I mean, it makes sense. If you are raised and bred to compete, then you would be likely to compete in everything. Having just one wife wouldn’t be enough: you have to have the best wife, the hottest wife; and then you need more wives. Getting high isn’t enough, you have to be the highest in the history of highness: you have to beat out such luminaries as Snoop Dogg and Bob Marley, and when you try to hang with those guys, it’s gonna cost you. And when you aren’t gifted with a freakishly impossible advantage (That would be Shaquille O’Neal, who didn’t have to work hard to be successful, simply because nobody else in the basketball world was that big. Andre the Giant, as well.), then the cost of beating out other people with the same gifts you have is — well, whatever it takes. Sacrificing every other part of your life so you can get in more training is only the first step: after that comes cheating, and doping, and Lance Armstrong, who was gifted with natural ability (His lungs are preternaturally efficient, allowing him to move more oxygen and therefore put out greater physical effort for longer — like, say, when you’re riding a bike uphill) and a drive to win, and who still used performance enhancing drugs. And also ruined his otherwise successful life thereby. Of course, he wouldn’t have had that successful life if he hadn’t won, but it’s hardly his fault that our culture rewards only the first person across the finish line; I don’t doubt that Armstrong could have been top ten in every Tour he won, even without the walrus testosterone or whatever the hell he stuck in his veins.
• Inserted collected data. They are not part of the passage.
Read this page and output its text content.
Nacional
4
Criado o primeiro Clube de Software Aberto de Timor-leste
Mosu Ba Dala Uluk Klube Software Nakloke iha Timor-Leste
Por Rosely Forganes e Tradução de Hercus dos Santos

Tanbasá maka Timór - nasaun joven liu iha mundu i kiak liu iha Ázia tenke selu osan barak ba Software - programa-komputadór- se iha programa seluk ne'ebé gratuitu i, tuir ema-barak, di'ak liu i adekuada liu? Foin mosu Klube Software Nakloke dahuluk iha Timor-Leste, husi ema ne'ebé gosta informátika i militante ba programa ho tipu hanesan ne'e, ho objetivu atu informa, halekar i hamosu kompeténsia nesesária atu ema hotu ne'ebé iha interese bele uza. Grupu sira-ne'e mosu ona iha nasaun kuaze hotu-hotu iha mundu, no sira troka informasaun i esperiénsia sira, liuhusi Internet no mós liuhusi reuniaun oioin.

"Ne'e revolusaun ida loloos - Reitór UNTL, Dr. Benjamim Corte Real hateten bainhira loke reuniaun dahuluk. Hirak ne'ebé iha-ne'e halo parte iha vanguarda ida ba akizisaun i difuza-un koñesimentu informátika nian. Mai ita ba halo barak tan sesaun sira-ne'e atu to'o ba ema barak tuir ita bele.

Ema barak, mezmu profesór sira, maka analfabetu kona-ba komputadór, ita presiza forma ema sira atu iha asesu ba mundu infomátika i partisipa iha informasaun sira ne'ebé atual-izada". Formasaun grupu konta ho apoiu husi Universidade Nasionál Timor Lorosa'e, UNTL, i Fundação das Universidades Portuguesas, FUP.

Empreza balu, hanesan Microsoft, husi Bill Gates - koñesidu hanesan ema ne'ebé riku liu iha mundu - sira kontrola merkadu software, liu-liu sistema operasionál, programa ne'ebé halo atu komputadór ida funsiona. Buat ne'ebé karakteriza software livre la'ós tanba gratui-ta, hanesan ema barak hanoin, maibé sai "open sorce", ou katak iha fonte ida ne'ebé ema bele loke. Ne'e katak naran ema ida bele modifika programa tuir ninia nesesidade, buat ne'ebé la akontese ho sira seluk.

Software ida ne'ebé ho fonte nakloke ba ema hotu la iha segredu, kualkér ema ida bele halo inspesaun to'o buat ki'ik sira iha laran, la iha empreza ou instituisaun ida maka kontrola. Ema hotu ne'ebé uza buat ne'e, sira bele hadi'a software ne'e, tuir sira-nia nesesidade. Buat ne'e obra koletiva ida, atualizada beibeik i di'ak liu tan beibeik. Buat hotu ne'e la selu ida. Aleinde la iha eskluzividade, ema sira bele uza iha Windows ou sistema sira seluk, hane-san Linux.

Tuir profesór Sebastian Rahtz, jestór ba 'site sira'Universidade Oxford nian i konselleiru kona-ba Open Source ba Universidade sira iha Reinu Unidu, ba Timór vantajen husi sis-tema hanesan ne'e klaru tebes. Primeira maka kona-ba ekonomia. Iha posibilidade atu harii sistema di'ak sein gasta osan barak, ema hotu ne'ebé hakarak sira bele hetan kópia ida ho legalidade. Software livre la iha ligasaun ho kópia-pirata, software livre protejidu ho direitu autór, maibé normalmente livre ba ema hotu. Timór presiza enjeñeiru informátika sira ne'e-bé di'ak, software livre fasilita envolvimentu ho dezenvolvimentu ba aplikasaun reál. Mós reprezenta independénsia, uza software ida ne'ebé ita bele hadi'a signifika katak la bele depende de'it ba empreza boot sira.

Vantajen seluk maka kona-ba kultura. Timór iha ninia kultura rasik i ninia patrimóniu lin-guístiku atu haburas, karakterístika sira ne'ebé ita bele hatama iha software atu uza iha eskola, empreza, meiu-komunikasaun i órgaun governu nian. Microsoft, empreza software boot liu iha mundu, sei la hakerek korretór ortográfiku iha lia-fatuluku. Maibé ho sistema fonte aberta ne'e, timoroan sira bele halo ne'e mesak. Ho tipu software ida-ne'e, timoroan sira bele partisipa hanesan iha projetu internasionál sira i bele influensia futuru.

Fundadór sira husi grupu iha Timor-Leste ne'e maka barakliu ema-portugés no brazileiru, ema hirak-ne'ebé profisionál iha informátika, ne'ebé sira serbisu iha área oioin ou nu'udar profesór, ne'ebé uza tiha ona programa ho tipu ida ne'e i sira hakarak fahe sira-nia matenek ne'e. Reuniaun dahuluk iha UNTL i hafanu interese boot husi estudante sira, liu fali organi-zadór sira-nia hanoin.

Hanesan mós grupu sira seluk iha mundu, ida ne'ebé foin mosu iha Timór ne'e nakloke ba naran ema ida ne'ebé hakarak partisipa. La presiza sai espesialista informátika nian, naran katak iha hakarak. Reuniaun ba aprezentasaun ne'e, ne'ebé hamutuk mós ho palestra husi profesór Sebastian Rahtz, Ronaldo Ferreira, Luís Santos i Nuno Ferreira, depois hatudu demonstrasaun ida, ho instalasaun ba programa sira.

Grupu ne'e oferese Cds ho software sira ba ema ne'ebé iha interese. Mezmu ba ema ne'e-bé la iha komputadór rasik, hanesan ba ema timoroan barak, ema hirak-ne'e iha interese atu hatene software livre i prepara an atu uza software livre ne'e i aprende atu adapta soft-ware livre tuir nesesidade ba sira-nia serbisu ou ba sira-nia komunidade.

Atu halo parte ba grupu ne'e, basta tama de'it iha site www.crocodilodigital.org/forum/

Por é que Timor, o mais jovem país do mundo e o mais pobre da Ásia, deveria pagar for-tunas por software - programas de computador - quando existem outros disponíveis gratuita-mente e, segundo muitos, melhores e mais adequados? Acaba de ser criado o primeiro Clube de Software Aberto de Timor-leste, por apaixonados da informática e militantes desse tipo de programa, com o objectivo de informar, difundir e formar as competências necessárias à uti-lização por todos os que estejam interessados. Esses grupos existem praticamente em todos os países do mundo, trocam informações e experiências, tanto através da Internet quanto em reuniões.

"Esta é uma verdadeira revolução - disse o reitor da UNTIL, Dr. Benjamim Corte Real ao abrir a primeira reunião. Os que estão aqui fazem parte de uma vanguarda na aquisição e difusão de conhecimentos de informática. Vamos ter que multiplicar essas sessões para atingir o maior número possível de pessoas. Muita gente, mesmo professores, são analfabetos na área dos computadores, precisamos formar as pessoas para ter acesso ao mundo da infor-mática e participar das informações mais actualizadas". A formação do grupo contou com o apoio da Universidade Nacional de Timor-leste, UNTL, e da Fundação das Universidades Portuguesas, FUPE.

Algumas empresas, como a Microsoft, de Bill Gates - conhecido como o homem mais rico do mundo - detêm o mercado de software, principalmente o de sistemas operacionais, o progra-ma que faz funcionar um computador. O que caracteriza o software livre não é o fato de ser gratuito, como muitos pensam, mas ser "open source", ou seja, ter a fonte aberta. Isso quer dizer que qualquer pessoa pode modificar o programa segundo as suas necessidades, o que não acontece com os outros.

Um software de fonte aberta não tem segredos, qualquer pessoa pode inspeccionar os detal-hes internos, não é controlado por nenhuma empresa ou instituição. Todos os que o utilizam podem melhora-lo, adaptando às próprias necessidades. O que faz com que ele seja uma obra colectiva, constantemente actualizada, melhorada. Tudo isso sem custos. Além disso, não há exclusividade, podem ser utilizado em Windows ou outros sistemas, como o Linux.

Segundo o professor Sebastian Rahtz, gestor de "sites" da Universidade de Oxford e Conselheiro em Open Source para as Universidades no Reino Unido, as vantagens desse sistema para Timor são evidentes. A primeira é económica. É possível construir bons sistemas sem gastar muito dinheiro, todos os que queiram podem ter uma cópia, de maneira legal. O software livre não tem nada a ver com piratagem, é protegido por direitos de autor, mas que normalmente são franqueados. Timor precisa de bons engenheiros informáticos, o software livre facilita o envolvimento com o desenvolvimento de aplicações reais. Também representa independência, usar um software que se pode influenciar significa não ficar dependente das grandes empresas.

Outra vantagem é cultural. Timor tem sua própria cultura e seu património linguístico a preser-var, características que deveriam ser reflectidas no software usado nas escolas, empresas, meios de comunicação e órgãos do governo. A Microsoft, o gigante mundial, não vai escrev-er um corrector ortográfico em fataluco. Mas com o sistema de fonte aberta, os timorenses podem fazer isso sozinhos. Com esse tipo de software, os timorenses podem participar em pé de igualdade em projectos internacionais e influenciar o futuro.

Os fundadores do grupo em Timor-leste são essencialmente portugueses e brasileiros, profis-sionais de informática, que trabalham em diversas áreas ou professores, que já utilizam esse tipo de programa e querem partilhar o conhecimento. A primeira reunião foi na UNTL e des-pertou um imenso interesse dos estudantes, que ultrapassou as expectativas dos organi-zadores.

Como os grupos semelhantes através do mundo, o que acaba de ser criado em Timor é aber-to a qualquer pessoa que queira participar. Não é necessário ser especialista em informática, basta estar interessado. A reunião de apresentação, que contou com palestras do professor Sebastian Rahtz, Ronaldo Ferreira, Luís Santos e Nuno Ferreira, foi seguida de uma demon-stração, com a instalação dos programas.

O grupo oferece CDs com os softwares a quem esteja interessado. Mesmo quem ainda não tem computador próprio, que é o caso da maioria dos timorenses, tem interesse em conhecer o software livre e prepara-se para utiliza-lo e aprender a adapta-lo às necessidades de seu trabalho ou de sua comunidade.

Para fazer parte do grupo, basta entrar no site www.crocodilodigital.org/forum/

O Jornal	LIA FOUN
And that’s the final cost. Competition may make winners: but it also therefore makes losers. And everything that winners gain, losers — well, lose. And the very nature of competition requires that loss to hurt, because otherwise the losers won’t strive to become winners. So at best, with only two people competing, competition creates as much overall suffering as it does overall reward. But of course there’s never only two competitors: which means that inevitably, in all cases, competition makes more suffering than reward. Competition hurts us. Always. Even, I would argue, those who do win, because at some point, no matter who you are, you stop winning. Athletes retire, companies get eclipsed by new up-and-comers or by simple shifts in the economy or the culture, and nations — no matter how great — fade and fall. Competition makes losers of all of us. That’s the price.